To put a few of them in the boat Richie will often employ the use of a live bait rig like many other anglers, but he does it with a twist; “Instead of the usual rig I'll crimp on a split shot a few feet ahead of a red hook and let out about a hundred feet of line. All that line gets the bait away from the boat which can make a big difference especially when it's calm and I'm dealing with spooky fish. I also like to use leeches or minnows early in the season as it's usually a little to cold for crawlers.”
Another technique he uses when working shallow water (maybe two to three feet deep), is to troll with the smallest Husky Jerks and let out about a hundred feet of Fireline. “I'll use the tiny cranks when the wind is blowing and the waves are pounding into a good area. Wind and waves can turn fish on and bring them up into really shallow water where they're often aggressive enough to chase down a crank bait. It also allows me to cover some water and up my odds for finding the biters”.

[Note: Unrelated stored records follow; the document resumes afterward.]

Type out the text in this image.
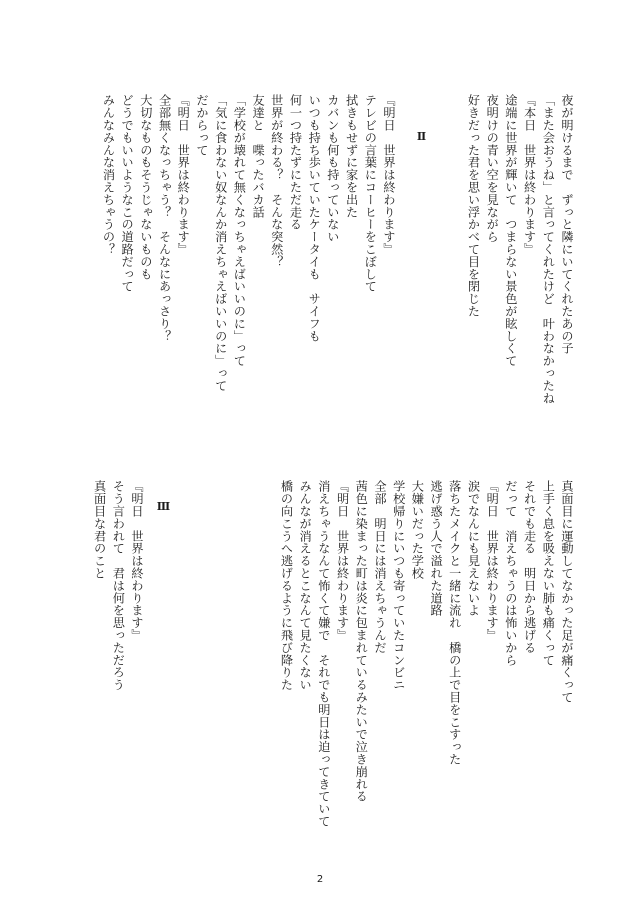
夜が明けるまで　ずっと隣にいてくれたあの子
「また会おうね」と言ってくれたけど　叶わなかったね
『本日　世界は終わります』
途端に世界が輝いて　つまらない景色が眩しくて
夜明けの青い空を見ながら
好きだった君を思い浮かべて目を閉じた
Ⅱ
『明日　世界は終わります』
テレビの言葉にコーヒーをこぼして
拭きもせずに家を出た
カバンも何も持っていない
いつも持ち歩いていたケータイも　サイフも
何一つ持たずにただ走る
世界が終わる？　そんな突然？
友達と　喋ったバカ話
「学校が壊れて無くなっちゃえばいいのに」って
「気に食わない奴なんか消えちゃえばいいのに」って
だからって
『明日　世界は終わります』
全部無くなっちゃう？　そんなにあっさり？
大切なものもそうじゃないものも
どうでもいいようなこの道路だって
みんなみんな消えちゃうの？
真面目に運動してなかった足が痛くって
上手く息を吸えない肺も痛くって
それでも走る　明日から逃げる
だって　消えちゃうのは怖いから
『明日　世界は終わります』
涙でなんにも見えないよ
落ちたメイクと一緒に流れ　橋の上で目をこすった
逃げ惑う人で溢れた道路
大嫌いだった学校
学校帰りにいつも寄っていたコンビニ
全部　明日には消えちゃうんだ
茜色に染まった町は炎に包まれているみたいで泣き崩れる
『明日　世界は終わります』
消えちゃうなんて怖くて嫌で　それでも明日は迫ってきていて
みんなが消えるとこなんて見たくない
橋の向こうへ逃げるように飛び降りた
Ⅲ
『明日　世界は終わります』
そう言われて　君は何を思っただろう
真面目な君のこと
2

Richie will switch up tactics when he finds fish holed up in smaller areas like on a rocky bar or reef, or an isolated patch of weeds. “In that case I'll drop the anchor and throw out slip bobbers and leeches and really work the area over. A good spot can produce a lot of fish if you give it enough time, and by using a slip bobber you can keep your bait exactly where you want it.”
Professional fisherman and Team Crestliner member Dan Plautz of Muskego, Wisconsin uses another approach for finding overlooked walleyes and includes the use of a fourteen foot jon boat; “In my neck of the woods there's a few small lakes in the two to six hundred acre range that have decent populations of walleyes but have poor ramps and are tough to get in to. We can still get in there with a jon though, and pretty much have it to ourselves.”
Dan's top techniques includes getting on the water early and casting floating cranks and working the tops of rock humps and weed beds; “We've done really well casting cranks early in the morning and again just before dark. During the day I'll slowly move the boat along with a Minn Kota and pitch 1/16oz jigs tipped with redtail chubs and work the weed edges. If there's enough wind I'll drift with a Northland Tackle Roach Rig combined with a Gum-Drop Floater tipped with a minnow or a big leech and keep pitching the jig and minnow at the same time. The little floater will help keep the bait riding just over the tops of newly emerging weeds where walleyes can get a good look at it.”
Avoiding the crowds is the big draw to “under the radar walleyes” and in my mind the key to a quality experience. The extra homework and a little investigative angling could be well worth effort, especially when you've put it all together and are able to slip the net under that first fish. There are no guarantees but that's part of the challenge, and the fun.